Colin Kaepernick was — and is still — blackballed from the NFL because he wanted police to stop shooting Black people. Anti-vaxxers in the NFL are whining because they don’t want to get a shot that could potentially save their lives. These are two problems that Roger Goodell and the NFL want no part of. And if there’s any truth to the adage “what’s good for the goose is good for the gander,” then the league should blackball every idiot who refuses to get vaccinated.
Let me explain.
When the NFL and its owners decided that Jan. 1, 2017 was going to be the last day Kaepernick played in the NFL, it was because they didn’t want to deal with their own racism. Trump had made the league his punching bag as he used the subject matter as a catalyst for this campaign. And with his inauguration then just weeks away, a league run by old, wealthy white men were not trying to address the humanity of Black people, even though police were steadily using us as target practice.
“I am not going to stand up to show pride in a flag for a country that oppresses Black people and people of color,” Kaepernick said in 2016, explaining why he sat during the national anthem. “To me, this is bigger than football and it would be selfish on my part to look the other way. There are bodies in the street and people getting paid leave and getting away with murder.”
Out of sight, out of mind. Well, that’s what they thought would happen if they blackballed Kaepernick. Boy, were they wrong.
“I wish we had listened earlier, Kap, to what you were kneeling about, and what you were trying to bring attention to,” said Goodell last year.
The NFL will tell you that they’ve tried to atone for their sins by donating millions of dollars to charities, playing the Black National Anthem before games, partnering with Jay-Z, and making PSAs that lead viewers to believe that they care about systemic racism and police brutality (they don’t). But, in the end, all the league has proven is that it will do whatever is necessary to eradicate a threat to its brand — even if that means blackballing a player that was once the face of the league. And since the precedent was set in 2017 — and in the name of equality — shouldn’t the league do the same thing to anti-vaxxers?
Eradicate the problem by blackballing them, that is.

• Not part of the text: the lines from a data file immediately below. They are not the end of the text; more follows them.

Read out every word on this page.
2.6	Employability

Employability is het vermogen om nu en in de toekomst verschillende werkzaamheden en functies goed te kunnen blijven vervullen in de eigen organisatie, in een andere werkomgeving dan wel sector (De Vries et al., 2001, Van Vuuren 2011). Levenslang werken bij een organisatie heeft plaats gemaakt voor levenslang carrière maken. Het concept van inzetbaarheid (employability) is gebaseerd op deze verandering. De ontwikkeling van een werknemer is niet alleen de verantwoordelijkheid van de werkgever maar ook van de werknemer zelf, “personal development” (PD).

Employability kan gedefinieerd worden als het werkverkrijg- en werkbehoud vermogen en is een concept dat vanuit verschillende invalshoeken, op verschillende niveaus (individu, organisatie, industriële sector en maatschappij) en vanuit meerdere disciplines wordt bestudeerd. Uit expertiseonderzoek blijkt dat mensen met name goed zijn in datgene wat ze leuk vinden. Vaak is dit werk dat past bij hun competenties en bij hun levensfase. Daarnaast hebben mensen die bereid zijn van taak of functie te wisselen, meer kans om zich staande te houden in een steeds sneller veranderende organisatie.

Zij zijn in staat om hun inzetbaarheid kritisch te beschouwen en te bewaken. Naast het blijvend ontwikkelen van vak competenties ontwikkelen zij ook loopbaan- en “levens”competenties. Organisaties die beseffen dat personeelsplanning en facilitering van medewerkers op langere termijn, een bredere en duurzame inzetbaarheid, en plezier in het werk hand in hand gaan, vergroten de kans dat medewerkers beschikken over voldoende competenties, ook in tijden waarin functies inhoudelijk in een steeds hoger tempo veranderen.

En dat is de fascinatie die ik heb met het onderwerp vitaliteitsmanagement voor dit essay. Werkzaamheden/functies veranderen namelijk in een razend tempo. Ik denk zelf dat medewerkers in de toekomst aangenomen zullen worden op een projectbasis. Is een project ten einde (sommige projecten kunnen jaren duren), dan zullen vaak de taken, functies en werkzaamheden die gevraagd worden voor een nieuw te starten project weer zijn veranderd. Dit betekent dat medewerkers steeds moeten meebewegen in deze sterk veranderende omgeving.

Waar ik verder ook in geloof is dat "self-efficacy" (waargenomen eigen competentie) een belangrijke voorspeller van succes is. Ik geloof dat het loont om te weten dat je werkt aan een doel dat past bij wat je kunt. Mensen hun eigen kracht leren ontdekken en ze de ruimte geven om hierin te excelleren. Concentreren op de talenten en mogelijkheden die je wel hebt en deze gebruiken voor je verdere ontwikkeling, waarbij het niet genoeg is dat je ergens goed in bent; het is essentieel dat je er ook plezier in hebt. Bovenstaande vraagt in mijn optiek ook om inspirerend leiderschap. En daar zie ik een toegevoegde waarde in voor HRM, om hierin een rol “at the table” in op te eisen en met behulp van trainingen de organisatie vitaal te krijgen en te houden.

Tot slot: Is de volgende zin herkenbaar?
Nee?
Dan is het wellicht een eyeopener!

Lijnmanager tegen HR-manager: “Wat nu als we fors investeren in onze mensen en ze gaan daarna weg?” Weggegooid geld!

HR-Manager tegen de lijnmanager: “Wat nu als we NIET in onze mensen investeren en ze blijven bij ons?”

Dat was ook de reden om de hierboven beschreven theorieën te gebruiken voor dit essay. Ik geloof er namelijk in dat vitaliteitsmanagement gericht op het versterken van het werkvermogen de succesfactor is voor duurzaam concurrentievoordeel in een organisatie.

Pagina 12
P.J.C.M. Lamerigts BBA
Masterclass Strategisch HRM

“Going through all the things you had to do last year with masks, protocol, traveling, can’t leave for a day, can’t go out and see your family and all the things — can’t go out to dinner on the road, have to wear masks on the plane, all that stuff. It was just difficult,” said Vikings coach Mike Zimmer about his frustrations with some players not getting vaccinated. “I just don’t understand. I just don’t understand. I think we could put this thing to bed if we all do this. But it is what it is.”
According to reports, the Vikings have the lowest vaccination rate in the league.
“I talked to the team, and like I said before, there are quite a few guys that are just against it,” Zimmer explained. “I’m not going to be able to change their mind, so, it’s like half the country, I guess.”
One of those players is Zimmer’s quarterback, Kirk Cousins. Arizona’s DeAndre Hopkins and Buffalo’s Cole Beasley have also complained publicly. It’s gotten to the point where Maryland’s governor is even calling on Lamar Jackson to get vaccinated.
So far, at least two assistant coaches have lost their jobs because they don’t want to comply with the league’s new guidelines, as a recent memo from the league basically says that they will prioritize teams with higher vaccination rates, while forfeits will occur if games can’t be rescheduled. According to the NFL, almost 90 percent of the players in the league have been vaccinated with at least one shot, while 19 teams have more than 90 percent of their players vaccinated, and seven teams have a vaccination rate north of 95 percent. Players are doing their part for the greater good, or at least so they can keep collecting their game checks.
In the same way that kneeling during the anthem dominated headlines and became a talking point for a presidential candidate in 2016 — while only a few players were participating — the small number of anti-vaxxers in the league are garnering the most attention while the majority of the players are being good soldiers. We’ve already seen what happens when someone challenges the league’s agenda. And since the NFL hilariously claims to be so hellbent on equality, then the resolution for dealing with anti-vaxxers is a clear one — blackball them.